Lucy McBath
Credit: BFN Moments/YouTube Screen Capture

On the eve of the first anniversary of the Parkland shooting, something important happened.

The House Judiciary Committee passed a measure Wednesday that would require background checks for all gun sales and most gun transfers within the United States, the most significant gun-control legislation to advance this far in Congress in years.

The committee spent more than nine hours debating the bill before voting 21 to 14 to advance it Wednesday night. Next, it will face a vote on the House floor…The committee also voted 23 to 15 to advance a bill that would close a loophole in the current background-check law that allows a gun purchase if a check is not completed in three days.

Wednesday’s debate comes as Democrats embark on their most aggressive push to enact gun-control laws after years of congressional inaction. The House is slated to vote on several bills in the first 100 days of the legislative session and had its first hearing on a gun-control bill since 2007.

One of the Democrats on the Judiciary Committee who voted for those two bills on Wednesday night was Rep. Lucy McBath. Her son, Jordan Davis was shot and killed by Michael Dunn back in 2012. In the wake of that tragedy, McBath became an advocate of common sense gun safety measures, joining Moms Demand Action for Gun Sense in America and Mothers of the Movement. Then she ran for congress against Republican incumbent Karen Handel in Georgia’s 6th congressional district (rated R+8) and won by less than two points.

Upon her swearing-in to congress, McBath told a crowd of supporters that “there is nothing more fierce than a mother on a mission.” The moment when she was able to cast her vote for the first gun-control bill to be considered in the House since 2007 was powerful.

There is no denying that this is a very small victory in the battle for common sense gun safety measures. The bills will pass the House, but won’t get far in the Senate. That will probably have to wait until after the 2020 election. But as McBath said during the hearing, she has been working on this legislation for six years. On Wednesday night, she was able to cast her first vote “for my son Jordan.” I was reminded of the fact that the passage of the Civil Rights Act of 1964 came nine years after the Montgomery Bus Boycott.

None of that is to dismiss the urgency of the matter. Since the Parkland shooting one year ago, 1,200 kids have been killed by guns. Teen journalists from across the country have documented their stories.

Fatal shootings of children have been on the rise, government data show. But as the deaths mount, the toll is bigger than what numbers can capture.

Working with The Trace, Miami Herald, and McClatchy, student reporters set out to measure the void left in homes and classrooms that have lost young people to the pull of a trigger.

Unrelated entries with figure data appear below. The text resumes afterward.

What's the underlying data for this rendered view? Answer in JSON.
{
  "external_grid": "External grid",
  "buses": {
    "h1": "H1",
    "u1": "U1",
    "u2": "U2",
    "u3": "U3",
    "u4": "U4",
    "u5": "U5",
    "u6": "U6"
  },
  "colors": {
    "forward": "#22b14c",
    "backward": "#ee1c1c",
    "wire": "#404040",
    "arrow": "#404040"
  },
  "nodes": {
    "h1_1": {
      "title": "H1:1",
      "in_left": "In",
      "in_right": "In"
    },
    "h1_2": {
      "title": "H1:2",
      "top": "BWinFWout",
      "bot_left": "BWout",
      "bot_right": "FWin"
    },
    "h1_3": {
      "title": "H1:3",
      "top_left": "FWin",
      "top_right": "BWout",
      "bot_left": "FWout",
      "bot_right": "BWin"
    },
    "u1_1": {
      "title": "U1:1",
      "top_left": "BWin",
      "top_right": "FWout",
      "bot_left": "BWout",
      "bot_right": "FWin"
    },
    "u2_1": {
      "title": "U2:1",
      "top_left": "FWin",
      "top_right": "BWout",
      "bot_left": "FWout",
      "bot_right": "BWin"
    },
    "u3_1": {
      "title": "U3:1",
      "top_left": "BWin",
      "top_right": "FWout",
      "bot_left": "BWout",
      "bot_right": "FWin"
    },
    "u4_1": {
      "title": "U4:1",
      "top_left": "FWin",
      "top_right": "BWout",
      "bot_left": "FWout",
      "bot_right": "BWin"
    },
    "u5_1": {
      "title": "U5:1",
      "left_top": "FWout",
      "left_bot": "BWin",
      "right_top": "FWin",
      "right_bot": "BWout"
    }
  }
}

Today, the social media feeds of the students who organized after the Parkland shooting will go dark.

The founders of the movement will not give interviews or make any public comments.

“It’s about recognizing that we need to take time for ourselves because we’ve been going so strongly for the past year without a breather,” Jaclyn Corin, a senior at Stoneman Douglas and one of the co-founders of the movement, told me in a recent phone call. “We’re giving ourselves that time to be with our friends and our family.”

The names of those students have slipped from the headlines, but they’ve been hard at work all year.

They organized two bus tours to encourage young people to vote, one in Florida and one that toured nationwide, and registered thousands of young voters over the summer. They held public meetings and formed alliances with other local youth gun-control activists—Good Kids Mad City and the Peace Warriors—and survivors of mass shootings in Santa Fe, Texas; Aurora, Colorado; and the Red Lake Indian Reservation, in Northern Minnesota, among many other places. They showed their commitment not only to ending mass shootings but to educating the public on the ways that guns increase the likelihood of fatality in acts of suicide, domestic violence, and gang strife. During a fall college tour, they continued their voter-registration push, partnering with Rock the Vote and the N.A.A.C.P.

While passing national gun safety laws is the ultimate goal, it is worth noting that in 2018, “sixty-seven gun-safety bills were signed into law in twenty-six states and Washington, D.C.”

Victories on this issue are coming in small steps at this point, but we should never forget that there is nothing more fierce than moms and young people on a mission.